Authors: Andre Kassis, Urs Hengartner, Yaoliang Yu

Published: 2024-11-25 17:30:32+00:00

AI Summary

This paper challenges the robustness of diffusion-based purification (DBP) for adversarial example defense, proving that gradient-based attacks effectively target the diffusion model itself, not just the classifier. It introduces DiffBreak, a toolkit for reliable evaluation of DBP, demonstrating its vulnerability even with improved evaluation protocols.

Abstract

Diffusion-based purification (DBP) has become a cornerstone defense against adversarial examples (AEs), regarded as robust due to its use of diffusion models (DMs) that project AEs onto the natural data manifold.
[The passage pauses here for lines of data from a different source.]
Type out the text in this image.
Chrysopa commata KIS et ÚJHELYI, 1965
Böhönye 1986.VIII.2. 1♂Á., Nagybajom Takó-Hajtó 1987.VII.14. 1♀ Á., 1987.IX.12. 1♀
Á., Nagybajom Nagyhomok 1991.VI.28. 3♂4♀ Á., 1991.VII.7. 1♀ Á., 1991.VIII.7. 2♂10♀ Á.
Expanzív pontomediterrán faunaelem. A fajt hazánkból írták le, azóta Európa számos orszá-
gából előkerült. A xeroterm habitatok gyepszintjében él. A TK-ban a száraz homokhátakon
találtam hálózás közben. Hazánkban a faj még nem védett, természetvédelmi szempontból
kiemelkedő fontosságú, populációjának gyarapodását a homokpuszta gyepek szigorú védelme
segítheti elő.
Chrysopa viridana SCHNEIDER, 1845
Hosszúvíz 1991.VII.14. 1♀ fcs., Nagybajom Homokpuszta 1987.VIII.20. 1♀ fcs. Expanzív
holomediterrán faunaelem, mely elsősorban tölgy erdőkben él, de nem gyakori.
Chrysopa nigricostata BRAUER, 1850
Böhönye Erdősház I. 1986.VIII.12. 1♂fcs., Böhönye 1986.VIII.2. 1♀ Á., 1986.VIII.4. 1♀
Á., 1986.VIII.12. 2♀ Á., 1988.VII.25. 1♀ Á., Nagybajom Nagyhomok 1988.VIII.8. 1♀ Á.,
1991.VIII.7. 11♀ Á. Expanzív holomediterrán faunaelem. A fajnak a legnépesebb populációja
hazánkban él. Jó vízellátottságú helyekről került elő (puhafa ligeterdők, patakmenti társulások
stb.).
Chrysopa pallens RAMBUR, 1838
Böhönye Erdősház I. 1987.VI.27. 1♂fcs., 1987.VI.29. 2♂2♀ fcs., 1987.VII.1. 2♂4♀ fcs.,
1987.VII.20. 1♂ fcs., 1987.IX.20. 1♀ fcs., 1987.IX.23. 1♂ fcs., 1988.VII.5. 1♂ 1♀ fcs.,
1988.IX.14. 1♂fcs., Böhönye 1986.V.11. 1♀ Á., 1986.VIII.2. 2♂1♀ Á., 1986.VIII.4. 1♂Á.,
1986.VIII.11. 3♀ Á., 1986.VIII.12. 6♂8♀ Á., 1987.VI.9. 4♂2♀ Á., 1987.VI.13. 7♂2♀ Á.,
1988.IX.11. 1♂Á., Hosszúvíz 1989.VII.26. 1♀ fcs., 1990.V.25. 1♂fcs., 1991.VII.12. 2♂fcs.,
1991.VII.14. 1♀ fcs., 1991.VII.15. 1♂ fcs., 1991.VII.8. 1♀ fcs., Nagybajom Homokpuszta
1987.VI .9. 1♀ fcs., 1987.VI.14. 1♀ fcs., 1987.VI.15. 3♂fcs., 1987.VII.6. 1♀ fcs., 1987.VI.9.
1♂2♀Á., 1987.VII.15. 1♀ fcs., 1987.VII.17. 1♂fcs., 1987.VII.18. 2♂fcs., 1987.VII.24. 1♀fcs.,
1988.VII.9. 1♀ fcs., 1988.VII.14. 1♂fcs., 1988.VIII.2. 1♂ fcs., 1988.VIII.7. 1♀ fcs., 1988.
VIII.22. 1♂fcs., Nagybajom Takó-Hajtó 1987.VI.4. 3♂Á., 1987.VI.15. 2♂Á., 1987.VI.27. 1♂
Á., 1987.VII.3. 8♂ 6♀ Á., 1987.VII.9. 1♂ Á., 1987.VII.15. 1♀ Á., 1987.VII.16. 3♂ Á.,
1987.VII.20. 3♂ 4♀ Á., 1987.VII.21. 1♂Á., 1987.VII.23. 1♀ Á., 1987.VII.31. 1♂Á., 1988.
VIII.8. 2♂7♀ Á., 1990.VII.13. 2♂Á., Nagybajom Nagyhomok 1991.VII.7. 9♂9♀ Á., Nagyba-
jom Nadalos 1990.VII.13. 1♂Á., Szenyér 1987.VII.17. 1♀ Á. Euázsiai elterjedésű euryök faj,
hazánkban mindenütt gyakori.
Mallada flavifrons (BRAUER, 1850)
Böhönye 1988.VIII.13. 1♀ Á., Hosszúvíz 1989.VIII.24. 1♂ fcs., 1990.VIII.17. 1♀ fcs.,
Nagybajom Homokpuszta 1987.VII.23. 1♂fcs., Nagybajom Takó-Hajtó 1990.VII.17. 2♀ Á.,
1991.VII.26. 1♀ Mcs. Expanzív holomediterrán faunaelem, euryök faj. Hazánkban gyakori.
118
We refute this core claim, theoretically proving that gradient-based attacks effectively target the DM rather than the classifier, causing DBP's outputs to align with adversarial distributions. This prompts a reassessment of DBP's robustness, attributing it to two critical flaws: incorrect gradients and inappropriate evaluation protocols that test only a single random purification of the AE. We show that with proper accounting for stochasticity and resubmission risk, DBP collapses. To support this, we introduce DiffBreak, the first reliable toolkit for differentiation through DBP, eliminating gradient flaws that previously further inflated robustness estimates. We also analyze the current defense scheme used for DBP where classification relies on a single purification, pinpointing its inherent invalidity. We provide a statistically grounded majority-vote (MV) alternative that aggregates predictions across multiple purified copies, showing partial but meaningful robustness gain. We then propose a novel adaptation of an optimization method against deepfake watermarking, crafting systemic perturbations that defeat DBP even under MV, challenging DBP's viability.


Key findings
DiffBreak reveals that DBP's previously reported robustness is significantly inflated due to flawed gradient calculations and evaluation protocols. Even with corrected gradients and a statistically sound majority-vote evaluation, DBP remains highly vulnerable to a novel low-frequency attack. The results strongly challenge the viability of DBP as a robust defense against adversarial examples.
Approach
The authors theoretically and empirically analyze the vulnerability of DBP to gradient-based attacks. They introduce DiffBreak, a toolkit that corrects flaws in existing gradient computation and evaluation protocols for DBP, enabling more reliable assessment of its robustness. A novel low-frequency attack is also proposed to further demonstrate DBP's limitations.
Datasets
ImageNet, CIFAR-10
Model(s)
WideResNet-28-10, WideResNet-70-16, WideResNet-50-2, DeiT-S, ResNet-50
Author countries
Canada